A COUNCILLOR claims the future of two disability centres is under threat after a controversial report was given the thumbs up.

Cllr Vic D’Albert has slammed colleagues on the executive for backing proposals that could lead to the centres, Whittle Pike Day Centre in Ramsbottom and William Kemp Heaton in Bury, being demolished, adapted or refurbished so elderly people can be looked after there.

Despite the concerns of Cllr D’Albert and several of his colleagues, the report was backed, but only on the proviso that consultation was carried out with affected groups.

The outcome has opened up a rift between councillors serving on the executive committee and those in the group set up to monitor it.

According to Bury Council, William Kemp Heaton in St Peters Road has 22 places for individuals with complex needs and 38 places for individuals with moderate needs and Whittle Pike Day Centre in Hazel Street offers a variety of activities according to need.

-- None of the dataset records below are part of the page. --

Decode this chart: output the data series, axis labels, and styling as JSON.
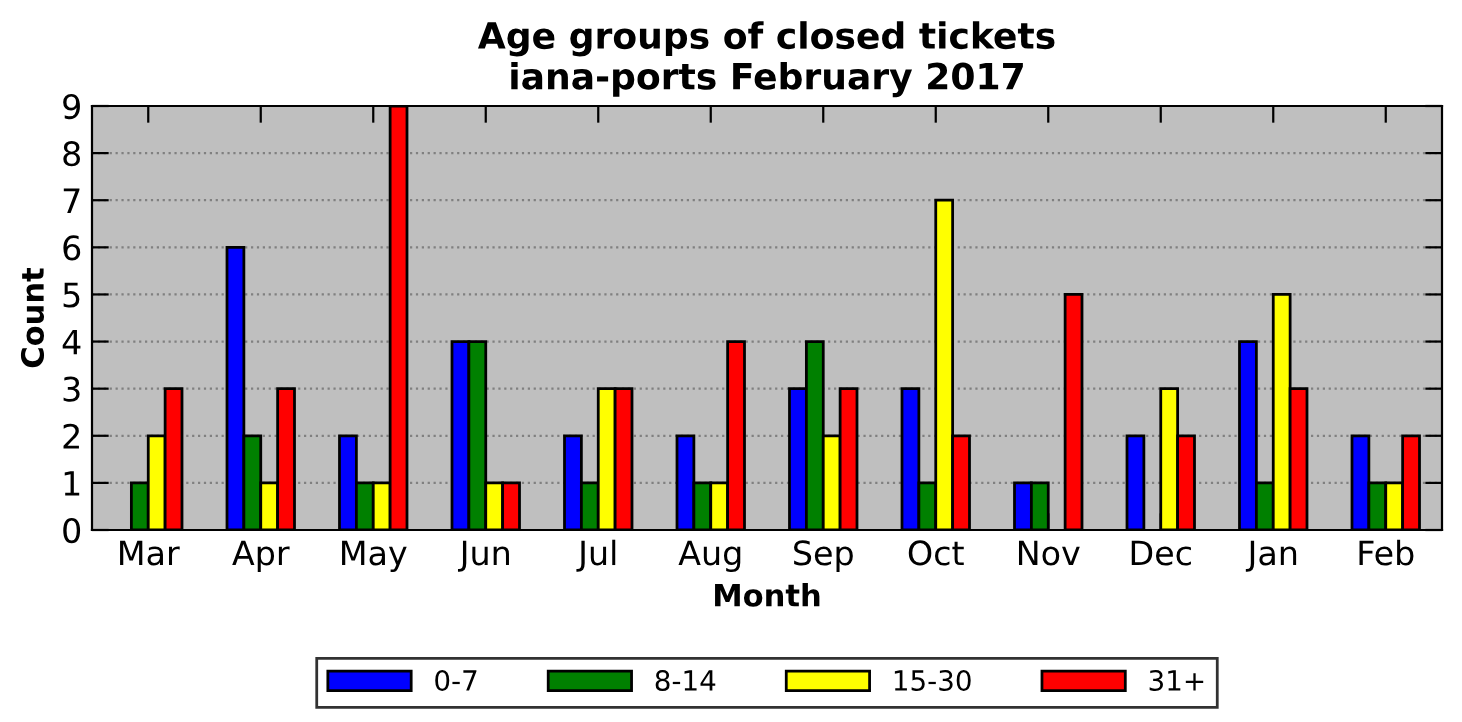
{
  "chart_data": {
    "type": "bar",
    "title": "Age groups of closed tickets\niana-ports February 2017",
    "xlabel": "Month",
    "ylabel": "Count",
    "categories": [
      "Mar",
      "Apr",
      "May",
      "Jun",
      "Jul",
      "Aug",
      "Sep",
      "Oct",
      "Nov",
      "Dec",
      "Jan",
      "Feb"
    ],
    "series": [
      {
        "name": "0-7",
        "color": "#0000ff",
        "values": [
          0,
          6,
          2,
          4,
          2,
          2,
          3,
          3,
          1,
          2,
          4,
          2
        ]
      },
      {
        "name": "8-14",
        "color": "#008000",
        "values": [
          1,
          2,
          1,
          4,
          1,
          1,
          4,
          1,
          1,
          0,
          1,
          1
        ]
      },
      {
        "name": "15-30",
        "color": "#ffff00",
        "values": [
          2,
          1,
          1,
          1,
          3,
          1,
          2,
          7,
          0,
          3,
          5,
          1
        ]
      },
      {
        "name": "31+",
        "color": "#ff0000",
        "values": [
          3,
          3,
          9,
          1,
          3,
          4,
          3,
          2,
          5,
          2,
          3,
          2
        ]
      }
    ],
    "ylim": [
      0,
      9
    ],
    "yticks": [
      0,
      1,
      2,
      3,
      4,
      5,
      6,
      7,
      8,
      9
    ],
    "grid": "y",
    "legend": "bottom"
  }
}
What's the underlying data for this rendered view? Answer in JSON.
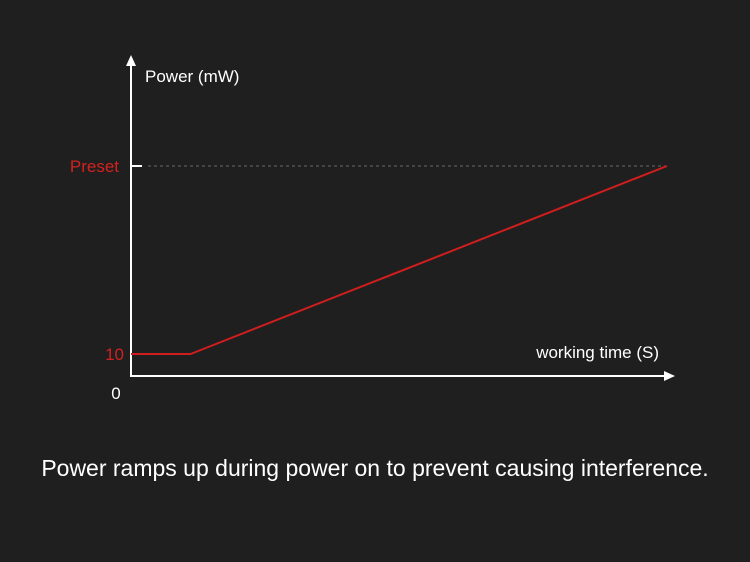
{
  "chart_data": {
    "type": "line",
    "ylabel": "Power (mW)",
    "xlabel": "working time (S)",
    "origin_label": "0",
    "y_tick_labels": [
      "10",
      "Preset"
    ],
    "series": [
      {
        "points": [
          [
            0,
            10
          ],
          [
            1,
            10
          ],
          [
            9,
            "Preset"
          ]
        ]
      }
    ],
    "preset_guide": "dashed",
    "grid": false
  },
  "caption": "Power ramps up during power on to prevent causing interference.",
  "colors": {
    "background": "#1f1f1f",
    "axis": "#ffffff",
    "line": "#d01d1d",
    "tick_label_red": "#d42020",
    "guide": "#6a6a6a"
  }
}
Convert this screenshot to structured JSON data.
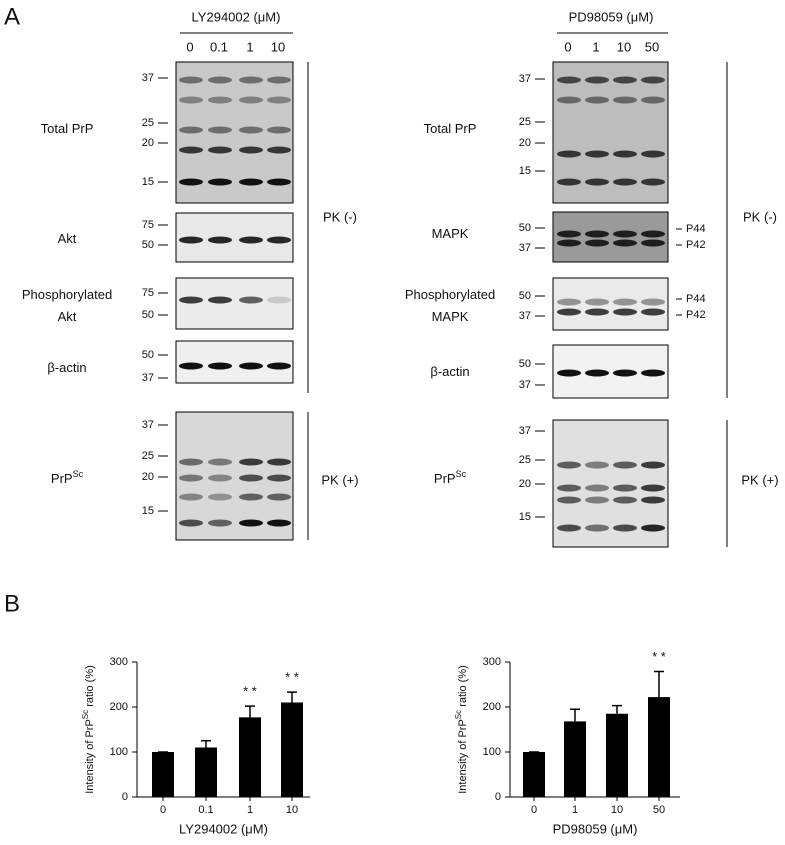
{
  "panel_labels": [
    "A",
    "B"
  ],
  "blots": [
    {
      "treatment": "LY294002 (μM)",
      "doses": [
        "0",
        "0.1",
        "1",
        "10"
      ],
      "rows": [
        {
          "label": [
            "Total PrP"
          ],
          "markers": [
            37,
            25,
            20,
            15
          ]
        },
        {
          "label": [
            "Akt"
          ],
          "markers": [
            75,
            50
          ]
        },
        {
          "label": [
            "Phosphorylated",
            "Akt"
          ],
          "markers": [
            75,
            50
          ]
        },
        {
          "label": [
            "β-actin"
          ],
          "markers": [
            50,
            37
          ]
        },
        {
          "label": [
            "PrP"
          ],
          "label_sup": "Sc",
          "markers": [
            37,
            25,
            20,
            15
          ]
        }
      ],
      "pk_labels": [
        "PK (-)",
        "PK (+)"
      ]
    },
    {
      "treatment": "PD98059 (μM)",
      "doses": [
        "0",
        "1",
        "10",
        "50"
      ],
      "rows": [
        {
          "label": [
            "Total PrP"
          ],
          "markers": [
            37,
            25,
            20,
            15
          ]
        },
        {
          "label": [
            "MAPK"
          ],
          "markers": [
            50,
            37
          ],
          "band_labels": [
            "P44",
            "P42"
          ]
        },
        {
          "label": [
            "Phosphorylated",
            "MAPK"
          ],
          "markers": [
            50,
            37
          ],
          "band_labels": [
            "P44",
            "P42"
          ]
        },
        {
          "label": [
            "β-actin"
          ],
          "markers": [
            50,
            37
          ]
        },
        {
          "label": [
            "PrP"
          ],
          "label_sup": "Sc",
          "markers": [
            37,
            25,
            20,
            15
          ]
        }
      ],
      "pk_labels": [
        "PK (-)",
        "PK (+)"
      ]
    }
  ],
  "chart_data": [
    {
      "type": "bar",
      "xlabel": "LY294002 (μM)",
      "ylabel": {
        "text": "Intensity of PrP",
        "sup": "Sc",
        "tail": " ratio (%)"
      },
      "categories": [
        "0",
        "0.1",
        "1",
        "10"
      ],
      "values": [
        100,
        110,
        177,
        210
      ],
      "errors": [
        0,
        15,
        25,
        23
      ],
      "significance": [
        null,
        null,
        "* *",
        "* *"
      ],
      "ylim": [
        0,
        300
      ],
      "yticks": [
        0,
        100,
        200,
        300
      ],
      "color": "#000000"
    },
    {
      "type": "bar",
      "xlabel": "PD98059 (μM)",
      "ylabel": {
        "text": "Intensity of PrP",
        "sup": "Sc",
        "tail": " ratio (%)"
      },
      "categories": [
        "0",
        "1",
        "10",
        "50"
      ],
      "values": [
        100,
        168,
        185,
        222
      ],
      "errors": [
        0,
        27,
        18,
        57
      ],
      "significance": [
        null,
        null,
        null,
        "* *"
      ],
      "ylim": [
        0,
        300
      ],
      "yticks": [
        0,
        100,
        200,
        300
      ],
      "color": "#000000"
    }
  ]
}
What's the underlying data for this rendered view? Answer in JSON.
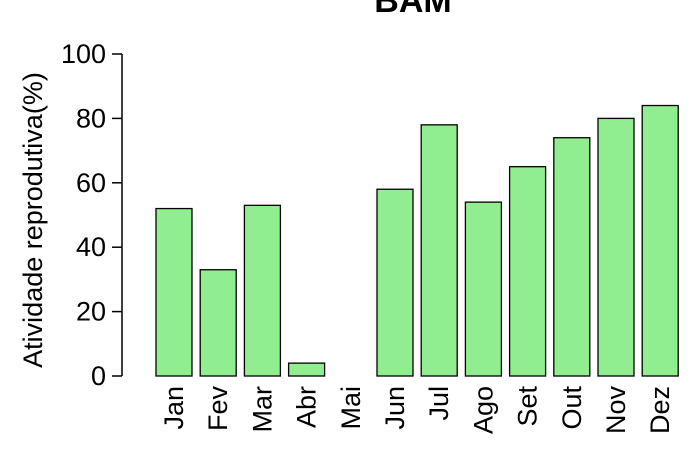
{
  "chart_data": {
    "type": "bar",
    "title": "BAM",
    "xlabel": "",
    "ylabel": "Atividade reprodutiva(%)",
    "categories": [
      "Jan",
      "Fev",
      "Mar",
      "Abr",
      "Mai",
      "Jun",
      "Jul",
      "Ago",
      "Set",
      "Out",
      "Nov",
      "Dez"
    ],
    "values": [
      52,
      33,
      53,
      4,
      0,
      58,
      78,
      54,
      65,
      74,
      80,
      84
    ],
    "ylim": [
      0,
      100
    ],
    "yticks": [
      0,
      20,
      40,
      60,
      80,
      100
    ],
    "grid": false,
    "legend": "none",
    "bar_color": "#90ee90",
    "edge_color": "#000000"
  }
}
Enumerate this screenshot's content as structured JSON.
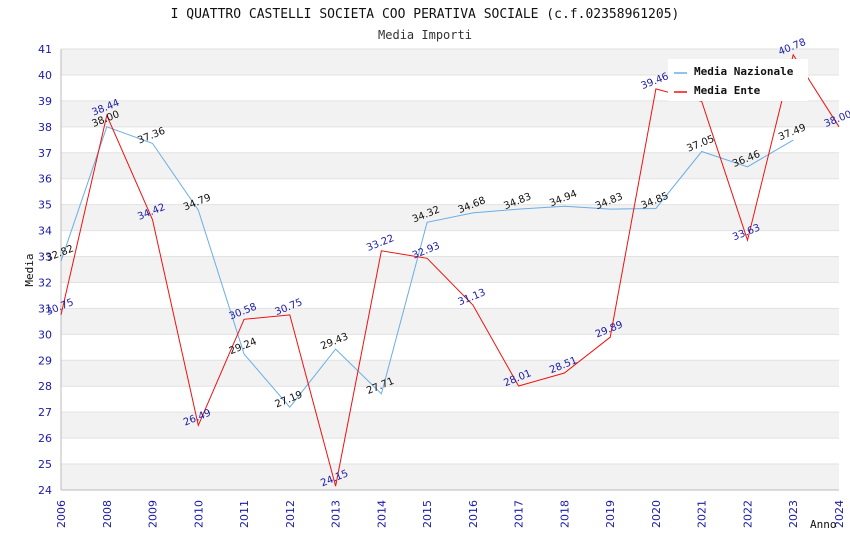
{
  "chart_data": {
    "type": "line",
    "title": "I QUATTRO CASTELLI SOCIETA COO PERATIVA SOCIALE (c.f.02358961205)",
    "subtitle": "Media Importi",
    "xlabel": "Anno",
    "ylabel": "Media",
    "ylim": [
      24,
      41
    ],
    "y_ticks": [
      24,
      25,
      26,
      27,
      28,
      29,
      30,
      31,
      32,
      33,
      34,
      35,
      36,
      37,
      38,
      39,
      40,
      41
    ],
    "categories": [
      "2006",
      "2008",
      "2009",
      "2010",
      "2011",
      "2012",
      "2013",
      "2014",
      "2015",
      "2016",
      "2017",
      "2018",
      "2019",
      "2020",
      "2021",
      "2022",
      "2023",
      "2024"
    ],
    "grid": "horizontal bands",
    "legend_position": "top-right",
    "series": [
      {
        "name": "Media Nazionale",
        "color": "#6aaee6",
        "values": [
          32.82,
          38.0,
          37.36,
          34.79,
          29.24,
          27.19,
          29.43,
          27.71,
          34.32,
          34.68,
          34.83,
          34.94,
          34.83,
          34.85,
          37.05,
          36.46,
          37.49,
          null
        ],
        "labels": [
          "32.82",
          "38.00",
          "37.36",
          "34.79",
          "29.24",
          "27.19",
          "29.43",
          "27.71",
          "34.32",
          "34.68",
          "34.83",
          "34.94",
          "34.83",
          "34.85",
          "37.05",
          "36.46",
          "37.49",
          ""
        ]
      },
      {
        "name": "Media Ente",
        "color": "#ee1111",
        "values": [
          30.75,
          38.44,
          34.42,
          26.49,
          30.58,
          30.75,
          24.15,
          33.22,
          32.93,
          31.13,
          28.01,
          28.51,
          29.89,
          39.46,
          38.98,
          33.63,
          40.78,
          38.0
        ],
        "labels": [
          "30.75",
          "38.44",
          "34.42",
          "26.49",
          "30.58",
          "30.75",
          "24.15",
          "33.22",
          "32.93",
          "31.13",
          "28.01",
          "28.51",
          "29.89",
          "39.46",
          "",
          "33.63",
          "40.78",
          "38.00"
        ]
      }
    ]
  }
}
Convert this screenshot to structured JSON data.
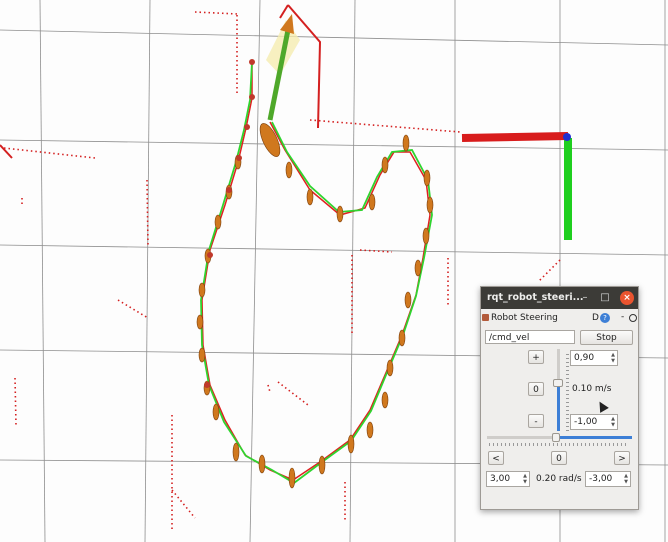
{
  "window": {
    "title": "rqt_robot_steeri...",
    "min_glyph": "–",
    "max_glyph": "□",
    "close_glyph": "×"
  },
  "plugin": {
    "title": "Robot Steering",
    "d_label": "D",
    "help_glyph": "?",
    "min_glyph": "-"
  },
  "topic": {
    "value": "/cmd_vel"
  },
  "buttons": {
    "stop": "Stop",
    "plus": "+",
    "zero_linear": "0",
    "minus": "-",
    "left": "<",
    "zero_angular": "0",
    "right": ">"
  },
  "linear": {
    "max": "0,90",
    "min": "-1,00",
    "current": "0.10 m/s",
    "level": 0.55
  },
  "angular": {
    "left_limit": "3,00",
    "right_limit": "-3,00",
    "current": "0.20 rad/s",
    "level": 0.47
  },
  "colors": {
    "path_green": "#2fd42f",
    "path_red": "#e02020",
    "ellipse": "#d0781e",
    "axis_red": "#d81c1c",
    "axis_green": "#1ecf1e",
    "slider_blue": "#3d7fd6",
    "titlebar": "#3c3b37"
  }
}
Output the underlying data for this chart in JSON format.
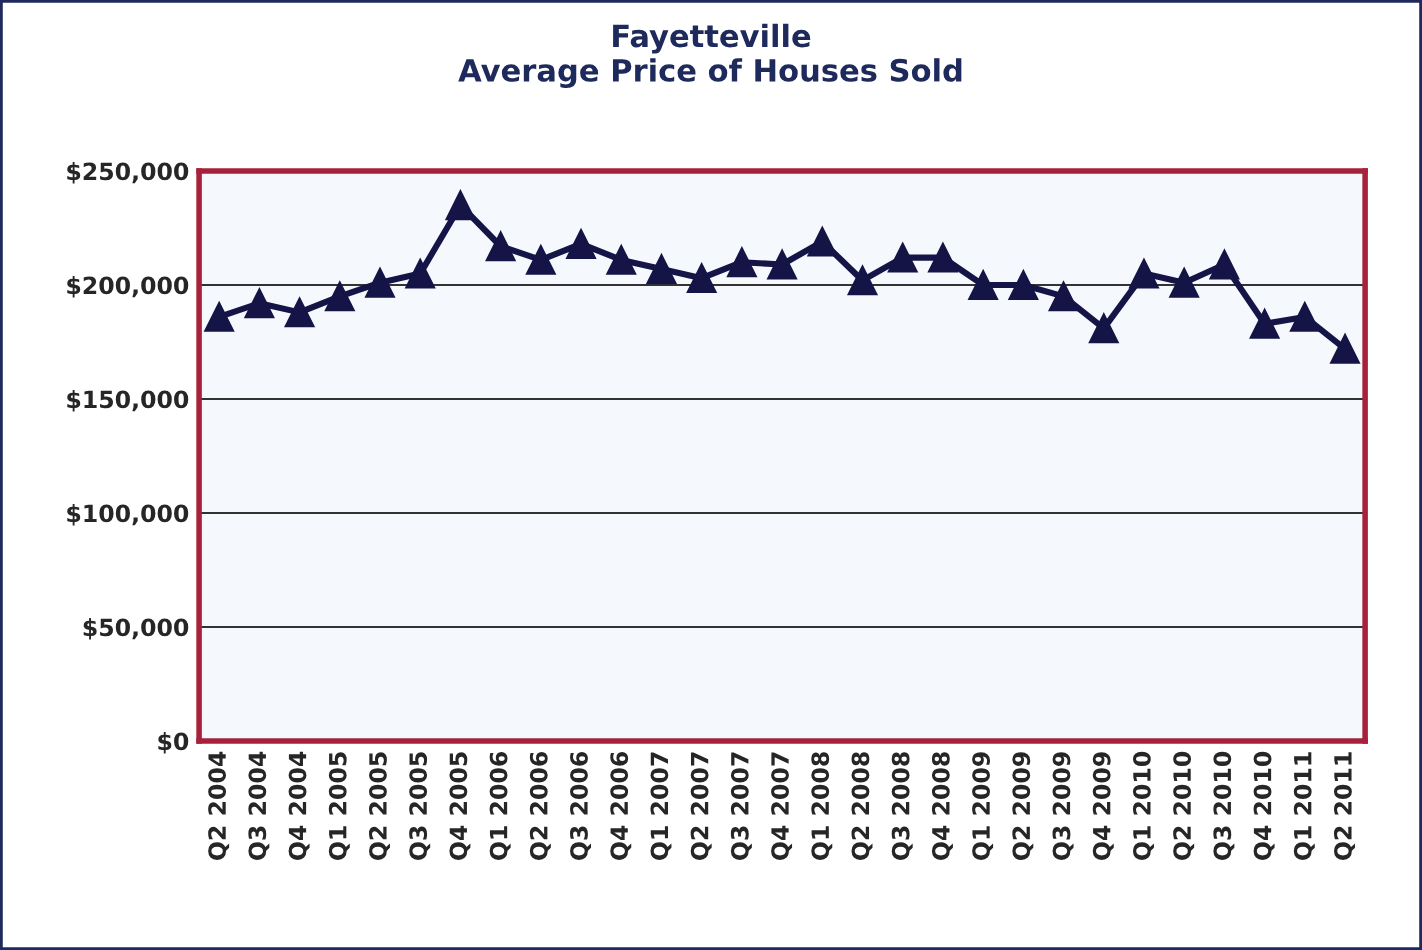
{
  "chart_data": {
    "type": "line",
    "title": "Fayetteville\nAverage Price of Houses Sold",
    "categories": [
      "Q2 2004",
      "Q3 2004",
      "Q4 2004",
      "Q1 2005",
      "Q2 2005",
      "Q3 2005",
      "Q4 2005",
      "Q1 2006",
      "Q2 2006",
      "Q3 2006",
      "Q4 2006",
      "Q1 2007",
      "Q2 2007",
      "Q3 2007",
      "Q4 2007",
      "Q1 2008",
      "Q2 2008",
      "Q3 2008",
      "Q4 2008",
      "Q1 2009",
      "Q2 2009",
      "Q3 2009",
      "Q4 2009",
      "Q1 2010",
      "Q2 2010",
      "Q3 2010",
      "Q4 2010",
      "Q1 2011",
      "Q2 2011"
    ],
    "series": [
      {
        "color": "#141447",
        "values": [
          186000,
          192000,
          188000,
          195000,
          201000,
          205000,
          235000,
          217000,
          211000,
          218000,
          211000,
          207000,
          203000,
          210000,
          209000,
          219000,
          202000,
          212000,
          212000,
          200000,
          200000,
          195000,
          181000,
          205000,
          201000,
          209000,
          183000,
          186000,
          172000
        ]
      }
    ],
    "ylim": [
      0,
      250000
    ],
    "yticks": [
      {
        "value": 0,
        "label": "$0"
      },
      {
        "value": 50000,
        "label": "$50,000"
      },
      {
        "value": 100000,
        "label": "$100,000"
      },
      {
        "value": 150000,
        "label": "$150,000"
      },
      {
        "value": 200000,
        "label": "$200,000"
      },
      {
        "value": 250000,
        "label": "$250,000"
      }
    ],
    "grid": "y",
    "marker": "triangle",
    "line_style": "solid",
    "legend": false
  }
}
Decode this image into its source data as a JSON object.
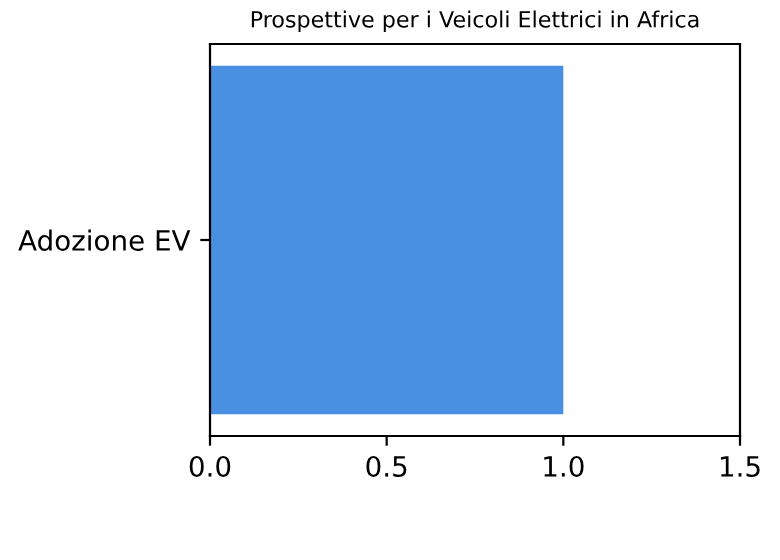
{
  "chart_data": {
    "type": "bar",
    "orientation": "horizontal",
    "title": "Prospettive per i Veicoli Elettrici in Africa",
    "categories": [
      "Adozione EV"
    ],
    "series": [
      {
        "color": "#4a90e2",
        "values": [
          1.0
        ]
      }
    ],
    "xlim": [
      0,
      1.5
    ],
    "xticks": [
      {
        "value": 0,
        "label": "0.0"
      },
      0.5,
      {
        "value": 1,
        "label": "1.0"
      },
      1.5
    ],
    "grid": false,
    "legend": false
  }
}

Controversy began on January 22, when members of the council’s joint scrutiny commission were asked to recommend the report on the future of residential homes for elderly people.

Speaking after the meeting, committee member Cllr D’Albert said: “We had before us a fine report outlining proposals to offer 21st-century choices to our elderly citizens.

“Myself and other councillors noticed a small reference to Whittle Pike and William Kemp Heaton.

“The proposals suggested using these facilities to provide new services for the elderly by either demolishing, adapting or refurbishing these sites.

“The report was flawed because there was no mention about the impact on services for people with learning disabilities.”

When the executive met last week to consider the report, Cllr D’Albert’s request for the report to be withdrawn was rejected.

Afterwards, Cllr D’Albert said: “It is now clear to me that learning disability services at these two centres are under threat.

“A reasonable request to withdraw the report was met with cynicism.”

Cllr Beverly Sullivan, executive member for health and wellbeing, said: “There is nothing in this report which makes me concerned and there will be consultation with various other interested parties.

“If we delay it, we delay consideration of what is going to happen to the elderly of this borough.”